If you want only literally what you asked for, "the timezone name of the form America/New_York, corresponding to the system local timezone", and if you only care about Linux (and similar), then this should do the job:
import os
import os.path
import sys
def main(argv):
tzname = os.environ.get('TZ')
if tzname:
print tzname
elif os.path.exists('/etc/timezone'):
print file('/etc/timezone').read()
else:
sys.exit(1)
if __name__ == '__main__':
main(sys.argv)
Of course it would be nicer to have a library that encapsulates this in a cleaner way, and that perhaps handles the other cases you mention in comments like already having a tzinfo object.
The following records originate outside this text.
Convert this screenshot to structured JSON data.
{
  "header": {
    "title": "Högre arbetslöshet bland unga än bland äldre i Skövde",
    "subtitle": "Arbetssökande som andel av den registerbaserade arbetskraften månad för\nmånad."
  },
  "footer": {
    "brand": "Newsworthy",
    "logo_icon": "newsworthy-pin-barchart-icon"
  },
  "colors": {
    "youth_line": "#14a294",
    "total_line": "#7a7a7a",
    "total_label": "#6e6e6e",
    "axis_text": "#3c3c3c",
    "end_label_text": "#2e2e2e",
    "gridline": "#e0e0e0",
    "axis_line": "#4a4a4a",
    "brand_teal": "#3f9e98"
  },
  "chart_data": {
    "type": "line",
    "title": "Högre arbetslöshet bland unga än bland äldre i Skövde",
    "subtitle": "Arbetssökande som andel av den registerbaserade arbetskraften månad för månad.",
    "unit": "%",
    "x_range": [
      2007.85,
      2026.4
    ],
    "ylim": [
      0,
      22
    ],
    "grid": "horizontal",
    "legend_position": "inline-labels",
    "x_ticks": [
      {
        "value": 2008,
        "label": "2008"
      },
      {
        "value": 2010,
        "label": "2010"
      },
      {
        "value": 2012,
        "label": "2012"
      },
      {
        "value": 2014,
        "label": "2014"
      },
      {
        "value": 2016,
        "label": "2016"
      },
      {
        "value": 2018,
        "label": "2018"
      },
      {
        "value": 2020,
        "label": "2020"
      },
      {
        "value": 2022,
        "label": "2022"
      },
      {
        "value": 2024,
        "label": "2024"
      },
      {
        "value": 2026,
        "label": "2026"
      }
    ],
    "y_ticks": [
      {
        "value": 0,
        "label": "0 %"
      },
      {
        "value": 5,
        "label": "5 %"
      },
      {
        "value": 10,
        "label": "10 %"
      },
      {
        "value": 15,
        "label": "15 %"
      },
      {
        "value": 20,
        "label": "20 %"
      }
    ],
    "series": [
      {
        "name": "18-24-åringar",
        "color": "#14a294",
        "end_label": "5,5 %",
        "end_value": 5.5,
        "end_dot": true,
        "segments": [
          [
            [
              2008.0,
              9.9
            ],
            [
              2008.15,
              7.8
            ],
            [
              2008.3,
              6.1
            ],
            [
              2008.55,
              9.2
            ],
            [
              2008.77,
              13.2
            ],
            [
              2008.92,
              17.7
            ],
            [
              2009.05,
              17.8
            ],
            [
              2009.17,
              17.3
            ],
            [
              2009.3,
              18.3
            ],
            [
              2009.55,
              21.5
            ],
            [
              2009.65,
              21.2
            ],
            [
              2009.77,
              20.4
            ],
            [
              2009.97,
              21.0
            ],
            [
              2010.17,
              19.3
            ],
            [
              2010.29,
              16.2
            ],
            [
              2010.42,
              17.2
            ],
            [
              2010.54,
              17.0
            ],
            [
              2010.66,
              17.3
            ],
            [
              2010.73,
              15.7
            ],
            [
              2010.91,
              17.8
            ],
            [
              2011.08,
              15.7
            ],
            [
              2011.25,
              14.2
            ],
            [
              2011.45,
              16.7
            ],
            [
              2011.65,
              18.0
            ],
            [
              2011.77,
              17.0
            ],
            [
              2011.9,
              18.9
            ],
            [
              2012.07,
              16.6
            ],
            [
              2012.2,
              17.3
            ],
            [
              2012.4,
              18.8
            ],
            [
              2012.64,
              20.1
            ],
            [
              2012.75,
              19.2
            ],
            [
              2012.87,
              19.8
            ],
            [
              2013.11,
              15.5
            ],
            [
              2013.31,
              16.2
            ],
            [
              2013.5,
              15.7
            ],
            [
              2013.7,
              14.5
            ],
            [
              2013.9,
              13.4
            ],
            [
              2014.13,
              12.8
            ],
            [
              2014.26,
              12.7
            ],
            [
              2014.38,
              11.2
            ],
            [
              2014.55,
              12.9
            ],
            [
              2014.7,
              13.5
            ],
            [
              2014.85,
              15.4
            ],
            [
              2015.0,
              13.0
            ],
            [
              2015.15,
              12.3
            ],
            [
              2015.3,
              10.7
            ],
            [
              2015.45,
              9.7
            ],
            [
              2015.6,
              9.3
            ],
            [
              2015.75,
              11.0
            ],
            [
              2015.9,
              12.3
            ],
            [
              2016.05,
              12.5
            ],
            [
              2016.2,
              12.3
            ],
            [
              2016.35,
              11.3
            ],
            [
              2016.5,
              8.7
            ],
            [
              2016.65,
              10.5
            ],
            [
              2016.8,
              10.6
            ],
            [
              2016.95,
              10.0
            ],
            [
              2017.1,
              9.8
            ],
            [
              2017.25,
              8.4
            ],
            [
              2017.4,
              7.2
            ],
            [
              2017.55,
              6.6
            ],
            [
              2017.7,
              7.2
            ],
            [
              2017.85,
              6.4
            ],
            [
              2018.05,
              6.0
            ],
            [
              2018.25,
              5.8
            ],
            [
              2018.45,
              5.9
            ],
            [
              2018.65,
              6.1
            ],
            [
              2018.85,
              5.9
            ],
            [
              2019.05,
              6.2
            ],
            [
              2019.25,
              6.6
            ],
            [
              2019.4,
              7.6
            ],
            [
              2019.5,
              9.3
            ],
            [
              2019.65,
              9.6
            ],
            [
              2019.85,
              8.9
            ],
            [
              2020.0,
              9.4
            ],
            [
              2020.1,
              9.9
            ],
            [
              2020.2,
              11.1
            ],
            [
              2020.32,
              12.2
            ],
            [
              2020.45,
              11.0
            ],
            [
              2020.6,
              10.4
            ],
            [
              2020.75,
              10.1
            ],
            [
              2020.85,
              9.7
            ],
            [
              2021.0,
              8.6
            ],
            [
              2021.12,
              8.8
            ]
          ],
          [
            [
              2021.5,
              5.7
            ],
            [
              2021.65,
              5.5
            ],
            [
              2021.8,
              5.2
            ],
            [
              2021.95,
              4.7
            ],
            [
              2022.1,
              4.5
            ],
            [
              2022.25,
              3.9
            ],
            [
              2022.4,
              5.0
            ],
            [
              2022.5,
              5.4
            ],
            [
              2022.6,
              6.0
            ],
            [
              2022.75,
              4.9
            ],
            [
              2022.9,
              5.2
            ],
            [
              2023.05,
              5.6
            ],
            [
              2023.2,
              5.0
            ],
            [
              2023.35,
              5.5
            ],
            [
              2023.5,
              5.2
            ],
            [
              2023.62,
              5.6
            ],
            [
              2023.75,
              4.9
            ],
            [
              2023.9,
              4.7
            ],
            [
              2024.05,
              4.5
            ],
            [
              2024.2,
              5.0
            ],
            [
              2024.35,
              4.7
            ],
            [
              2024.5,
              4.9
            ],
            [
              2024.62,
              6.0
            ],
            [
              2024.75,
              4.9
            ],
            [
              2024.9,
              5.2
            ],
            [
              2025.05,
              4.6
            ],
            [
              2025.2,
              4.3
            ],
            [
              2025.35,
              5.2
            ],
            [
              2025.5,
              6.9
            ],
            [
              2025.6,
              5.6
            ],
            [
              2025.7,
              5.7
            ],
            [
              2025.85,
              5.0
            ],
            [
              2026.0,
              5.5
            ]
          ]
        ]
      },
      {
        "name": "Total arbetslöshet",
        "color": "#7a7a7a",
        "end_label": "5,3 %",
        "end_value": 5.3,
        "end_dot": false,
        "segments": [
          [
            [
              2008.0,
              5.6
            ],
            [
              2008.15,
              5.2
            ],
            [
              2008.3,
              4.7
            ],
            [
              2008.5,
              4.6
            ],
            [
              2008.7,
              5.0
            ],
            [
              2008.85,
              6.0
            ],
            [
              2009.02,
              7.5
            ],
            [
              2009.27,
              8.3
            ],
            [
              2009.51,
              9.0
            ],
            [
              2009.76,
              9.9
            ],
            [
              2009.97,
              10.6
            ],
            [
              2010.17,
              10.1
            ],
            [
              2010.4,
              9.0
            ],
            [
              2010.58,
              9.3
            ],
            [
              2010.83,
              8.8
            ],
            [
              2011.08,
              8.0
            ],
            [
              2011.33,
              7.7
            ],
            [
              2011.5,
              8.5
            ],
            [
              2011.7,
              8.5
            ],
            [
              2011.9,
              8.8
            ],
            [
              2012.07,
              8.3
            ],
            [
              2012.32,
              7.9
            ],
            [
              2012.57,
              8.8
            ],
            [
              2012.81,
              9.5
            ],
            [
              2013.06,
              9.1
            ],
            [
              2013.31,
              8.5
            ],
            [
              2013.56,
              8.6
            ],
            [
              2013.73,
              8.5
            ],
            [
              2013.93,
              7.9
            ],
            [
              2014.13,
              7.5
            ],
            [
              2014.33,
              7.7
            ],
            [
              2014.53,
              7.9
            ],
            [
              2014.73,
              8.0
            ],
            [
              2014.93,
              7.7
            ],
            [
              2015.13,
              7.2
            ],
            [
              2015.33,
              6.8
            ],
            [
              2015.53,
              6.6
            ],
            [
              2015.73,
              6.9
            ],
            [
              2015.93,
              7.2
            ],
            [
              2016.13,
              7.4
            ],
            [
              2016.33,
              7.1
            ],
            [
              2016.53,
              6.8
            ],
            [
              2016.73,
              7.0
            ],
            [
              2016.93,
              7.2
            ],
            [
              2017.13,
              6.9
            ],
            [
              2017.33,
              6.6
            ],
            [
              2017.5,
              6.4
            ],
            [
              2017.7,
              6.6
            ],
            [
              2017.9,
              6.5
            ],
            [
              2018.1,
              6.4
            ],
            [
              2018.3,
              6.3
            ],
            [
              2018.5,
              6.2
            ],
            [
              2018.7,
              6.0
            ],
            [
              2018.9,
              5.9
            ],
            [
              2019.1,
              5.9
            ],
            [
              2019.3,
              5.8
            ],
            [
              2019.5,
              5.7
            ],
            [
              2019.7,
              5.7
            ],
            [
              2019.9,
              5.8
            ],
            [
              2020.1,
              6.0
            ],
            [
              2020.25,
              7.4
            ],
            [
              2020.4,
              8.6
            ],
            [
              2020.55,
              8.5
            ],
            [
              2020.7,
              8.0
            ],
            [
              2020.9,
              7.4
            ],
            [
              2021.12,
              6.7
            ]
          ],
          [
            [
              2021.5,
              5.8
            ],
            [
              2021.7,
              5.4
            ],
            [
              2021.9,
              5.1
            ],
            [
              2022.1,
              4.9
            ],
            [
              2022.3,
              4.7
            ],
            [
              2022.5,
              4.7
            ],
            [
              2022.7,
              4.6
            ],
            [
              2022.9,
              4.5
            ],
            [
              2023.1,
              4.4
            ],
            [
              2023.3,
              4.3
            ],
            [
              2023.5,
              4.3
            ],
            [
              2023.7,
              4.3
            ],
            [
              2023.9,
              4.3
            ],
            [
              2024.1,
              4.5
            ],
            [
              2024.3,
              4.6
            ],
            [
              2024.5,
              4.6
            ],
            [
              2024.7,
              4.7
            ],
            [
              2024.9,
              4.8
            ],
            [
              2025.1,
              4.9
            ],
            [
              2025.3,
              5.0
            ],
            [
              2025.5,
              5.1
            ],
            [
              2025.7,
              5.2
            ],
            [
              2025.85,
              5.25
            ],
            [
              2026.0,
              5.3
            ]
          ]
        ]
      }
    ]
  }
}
I think you can do that with pytz mentioned by Amber but it's not obvious to me just how...
Check out python-dateutil
py> from dateutil.tz import *
py> ny = gettz('America/New York')
py> ny._filename
'/usr/share/zoneinfo/America/New_York'
py> ny._filename.split('/', 4)[-1]
'America/New_York'
# use tzlocal library
from tzlocal import get_localzone
current_timezone = get_localzone()
zone = current_timezone.zone
print(zone)
Working with the latest version of tzlocal which is 4.1 as of today, tzlocal.get_localzone().key produces the following error: AttributeError: '_PytzShimTimezone' object has no attribute 'key'. But tzlocal.get_localzone().zone works lovely.